憲法ですら、いつのまにか改憲論から護憲論に変わってしまった。これについても党内で、喧々諤々の議論はなかった。だからこそ、憲法制定議会で9条に反対した唯一の政党が共産党であったにもかかわらず、恥ずかしげもなく「9条は世界の宝」などというプラカードを掲げるのである。

 安全保障法制についても、「海外で人を殺し、殺されるもの」などという、情緒的な批判を繰り返してきた。

 こうして軍とか、軍事というものを忌避する空気を党内に蔓延させてきた。この結果が、藤野発言なのである。

 だから藤野発言に対して、共産党熊本県委員会の日高伸哉委員長の「不用意な発言だったが、誤解だ。言葉尻をとらえての攻撃には断固反対だ」とか、佐賀県委員会の今田真人委員長の「言葉足らずだったかもしれないが、発言に問題は全くない」などの発言が出てくるのである。
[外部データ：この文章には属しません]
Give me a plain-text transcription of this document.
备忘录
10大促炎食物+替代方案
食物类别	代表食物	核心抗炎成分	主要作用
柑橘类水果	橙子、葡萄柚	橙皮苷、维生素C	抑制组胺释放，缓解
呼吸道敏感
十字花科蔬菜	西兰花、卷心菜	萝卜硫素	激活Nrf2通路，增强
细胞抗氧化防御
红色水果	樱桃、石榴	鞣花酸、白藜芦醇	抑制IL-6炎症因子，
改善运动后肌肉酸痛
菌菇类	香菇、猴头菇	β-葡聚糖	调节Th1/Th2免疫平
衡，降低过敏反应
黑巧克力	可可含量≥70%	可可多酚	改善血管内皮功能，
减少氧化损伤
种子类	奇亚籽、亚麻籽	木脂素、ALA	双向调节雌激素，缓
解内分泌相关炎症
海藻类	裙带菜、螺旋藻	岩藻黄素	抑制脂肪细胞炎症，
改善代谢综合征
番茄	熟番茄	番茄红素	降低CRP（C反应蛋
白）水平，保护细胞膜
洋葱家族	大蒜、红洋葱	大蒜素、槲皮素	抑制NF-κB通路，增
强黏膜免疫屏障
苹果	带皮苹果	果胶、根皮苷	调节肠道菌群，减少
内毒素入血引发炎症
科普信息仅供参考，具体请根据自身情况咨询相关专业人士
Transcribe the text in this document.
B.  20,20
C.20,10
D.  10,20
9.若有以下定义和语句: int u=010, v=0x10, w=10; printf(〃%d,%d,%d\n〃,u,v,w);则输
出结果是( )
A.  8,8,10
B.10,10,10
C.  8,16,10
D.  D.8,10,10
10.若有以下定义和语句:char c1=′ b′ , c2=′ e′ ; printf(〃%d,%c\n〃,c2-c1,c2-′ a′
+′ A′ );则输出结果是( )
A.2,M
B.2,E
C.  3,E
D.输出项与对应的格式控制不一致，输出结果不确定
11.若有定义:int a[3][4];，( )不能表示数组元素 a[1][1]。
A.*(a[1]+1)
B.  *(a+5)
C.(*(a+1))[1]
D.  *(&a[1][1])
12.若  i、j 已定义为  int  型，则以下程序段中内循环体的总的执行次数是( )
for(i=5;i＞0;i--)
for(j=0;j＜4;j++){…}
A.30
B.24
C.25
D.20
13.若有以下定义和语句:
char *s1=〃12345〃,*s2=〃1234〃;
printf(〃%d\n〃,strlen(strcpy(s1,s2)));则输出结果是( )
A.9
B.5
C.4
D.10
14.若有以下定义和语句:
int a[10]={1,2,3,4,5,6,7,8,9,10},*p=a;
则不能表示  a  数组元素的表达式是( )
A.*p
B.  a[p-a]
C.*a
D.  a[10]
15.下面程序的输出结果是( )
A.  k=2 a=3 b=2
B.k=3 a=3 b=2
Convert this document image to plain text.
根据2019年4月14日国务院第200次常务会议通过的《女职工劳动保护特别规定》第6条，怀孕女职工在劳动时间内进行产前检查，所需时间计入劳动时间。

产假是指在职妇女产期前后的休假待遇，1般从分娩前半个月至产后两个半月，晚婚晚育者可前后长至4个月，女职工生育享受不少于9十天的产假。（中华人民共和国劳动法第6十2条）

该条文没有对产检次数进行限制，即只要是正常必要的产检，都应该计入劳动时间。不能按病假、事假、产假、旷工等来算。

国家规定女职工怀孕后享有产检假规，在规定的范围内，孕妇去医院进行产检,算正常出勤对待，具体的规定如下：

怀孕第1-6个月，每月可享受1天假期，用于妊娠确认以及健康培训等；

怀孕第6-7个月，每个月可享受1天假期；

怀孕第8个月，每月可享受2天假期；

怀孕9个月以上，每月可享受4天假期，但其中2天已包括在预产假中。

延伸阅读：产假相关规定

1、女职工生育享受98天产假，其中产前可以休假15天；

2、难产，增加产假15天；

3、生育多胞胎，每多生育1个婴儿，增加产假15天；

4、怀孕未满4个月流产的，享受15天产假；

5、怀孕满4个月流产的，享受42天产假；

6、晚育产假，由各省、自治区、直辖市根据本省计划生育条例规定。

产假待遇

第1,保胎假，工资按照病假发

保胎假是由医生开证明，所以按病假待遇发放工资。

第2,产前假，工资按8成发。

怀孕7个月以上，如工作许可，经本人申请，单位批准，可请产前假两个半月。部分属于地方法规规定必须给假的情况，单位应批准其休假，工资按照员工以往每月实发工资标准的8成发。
そう言えば、自衛隊関連の学校に対して、「人殺しを教える学校」と発言して、謝罪に追い込まれた市議会議員もいた。

無責任な共産党の自衛隊論

 選挙戦の中で、共産党に対して「共産党は自衛隊が“違憲の軍隊”だと言っているが、そうなら自衛隊をすぐに解消するということか」という趣旨の質問がなされると、共産党は次のように回答している。

 “自衛隊は憲法違反である。9条の完全実施を目指すが、完全に解消するには相当な時間を要する。国民多数によって自衛隊は必要ないという合意がなされてからだ。そもそも自衛隊は自民党政治が生み出した矛盾だ”

 実に無責任な論理である。「もう自衛隊は必要ない」というような国民合意が、そもそもできるのだろうか。いったい何十年先、否、何百年先の展望なのか。これでは、憲法違反の状態を半永久的に続けていくと言っているのと同じである。